A qualche miglio di distanza da Omaha c’è un delizioso paesino, a metà strada tra la campagna normanna ed il mare. Si chiama Merville. Fu lì che i tedeschi costruirono una poderosa batteria di cannoni, difesa da una guarnigione di duecentocinquanta uomini. Da anni vi è stato allestito (come peraltro in tanti altri siti oggetto degli sbarchi) un museo-memoriale costantemente meta di visitatori e parenti di chi vi ha combattuto. Nella notte tra il 5 ed il 6 giugno 1944, quella piazzaforte fu conquistata, a prezzo di gravissime perdite, da un battaglione di paracadutisti inglesi della 6^ Divisione aviotrasportata. Nel tuo auspicabile pellegrinaggio in quelle terre, eccellentissimo, fai anche una puntata a Merville. Vai a visitare, in particolare, un bunker in cui è stata allestita una sala video.

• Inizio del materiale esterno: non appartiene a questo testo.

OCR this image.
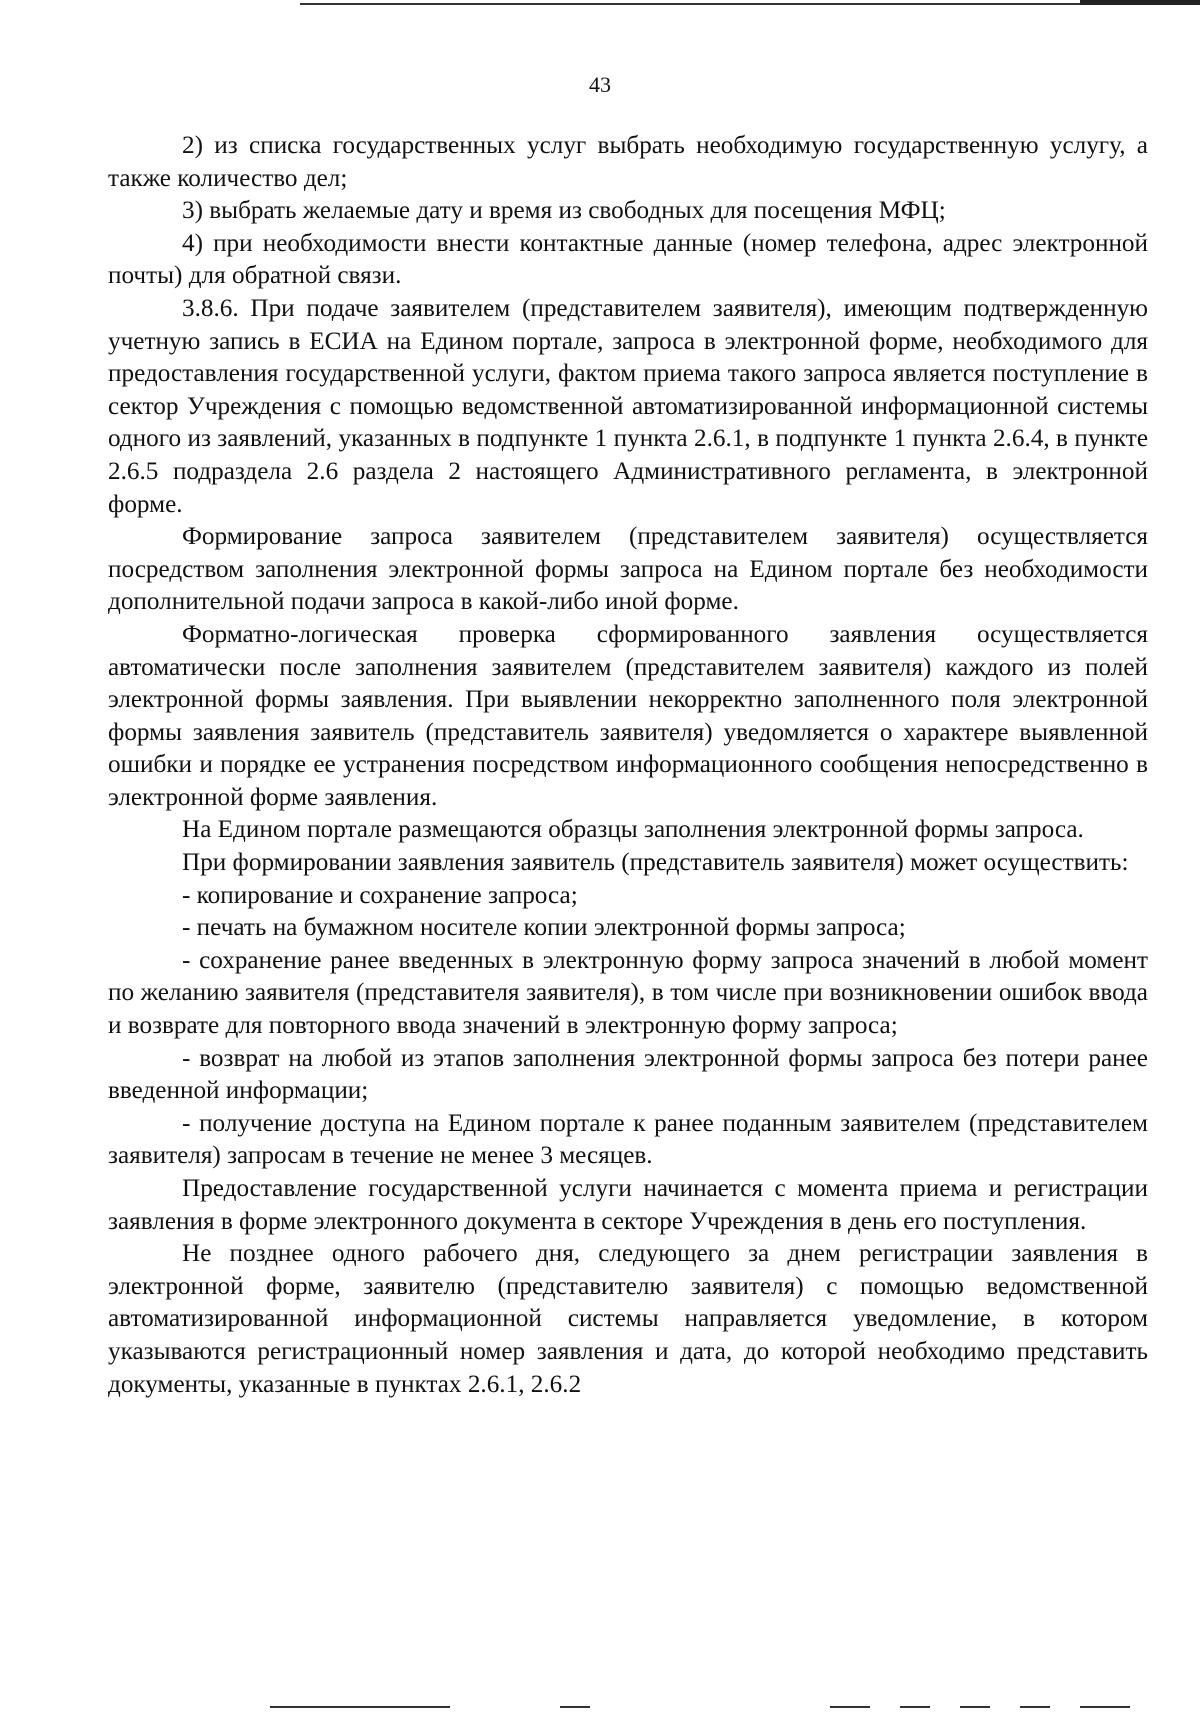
43

2) из списка государственных услуг выбрать необходимую государственную услугу, а также количество дел;

3) выбрать желаемые дату и время из свободных для посещения МФЦ;

4) при необходимости внести контактные данные (номер телефона, адрес электронной почты) для обратной связи.

3.8.6. При подаче заявителем (представителем заявителя), имеющим подтвержденную учетную запись в ЕСИА на Едином портале, запроса в электронной форме, необходимого для предоставления государственной услуги, фактом приема такого запроса является поступление в сектор Учреждения с помощью ведомственной автоматизированной информационной системы одного из заявлений, указанных в подпункте 1 пункта 2.6.1, в подпункте 1 пункта 2.6.4, в пункте 2.6.5 подраздела 2.6 раздела 2 настоящего Административного регламента, в электронной форме.

Формирование запроса заявителем (представителем заявителя) осуществляется посредством заполнения электронной формы запроса на Едином портале без необходимости дополнительной подачи запроса в какой-либо иной форме.

Форматно-логическая проверка сформированного заявления осуществляется автоматически после заполнения заявителем (представителем заявителя) каждого из полей электронной формы заявления. При выявлении некорректно заполненного поля электронной формы заявления заявитель (представитель заявителя) уведомляется о характере выявленной ошибки и порядке ее устранения посредством информационного сообщения непосредственно в электронной форме заявления.

На Едином портале размещаются образцы заполнения электронной формы запроса.

При формировании заявления заявитель (представитель заявителя) может осуществить:

- копирование и сохранение запроса;

- печать на бумажном носителе копии электронной формы запроса;

- сохранение ранее введенных в электронную форму запроса значений в любой момент по желанию заявителя (представителя заявителя), в том числе при возникновении ошибок ввода и возврате для повторного ввода значений в электронную форму запроса;

- возврат на любой из этапов заполнения электронной формы запроса без потери ранее введенной информации;

- получение доступа на Едином портале к ранее поданным заявителем (представителем заявителя) запросам в течение не менее 3 месяцев.

Предоставление государственной услуги начинается с момента приема и регистрации заявления в форме электронного документа в секторе Учреждения в день его поступления.

Не позднее одного рабочего дня, следующего за днем регистрации заявления в электронной форме, заявителю (представителю заявителя) с помощью ведомственной автоматизированной информационной системы направляется уведомление, в котором указываются регистрационный номер заявления и дата, до которой необходимо представить документы, указанные в пунктах 2.6.1, 2.6.2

L’ambiente è nudo; pareti di cemento armato, due bandiere, uno schermo ed alcune panche di legno. Mettiti comodo ed aspetta; dopo alcuni secondi le luci si spegneranno e potrai udire in crescendo la musica di una cornamusa (ogni battaglione aveva il suo musicista). Col sottofondo struggente di quelle note ti saranno mostrate, una dopo l’altra, le fotografie degli oltre 70 soldati caduti durante le poche decine di minuti dell’assalto. Guarda i loro volti. Sono quasi tutti ragazzi dai 17 ai 21 anni. Alcuni di loro volontari. Facce belle, pulite; in una parola…buone. Prima di uscire da quel bunker, te ne prego, ripensa a ciò che hai detto nell’intervista e lascia un pensiero di gratitudine cristianamente umana a quelle vite spezzate. Se ti riesce!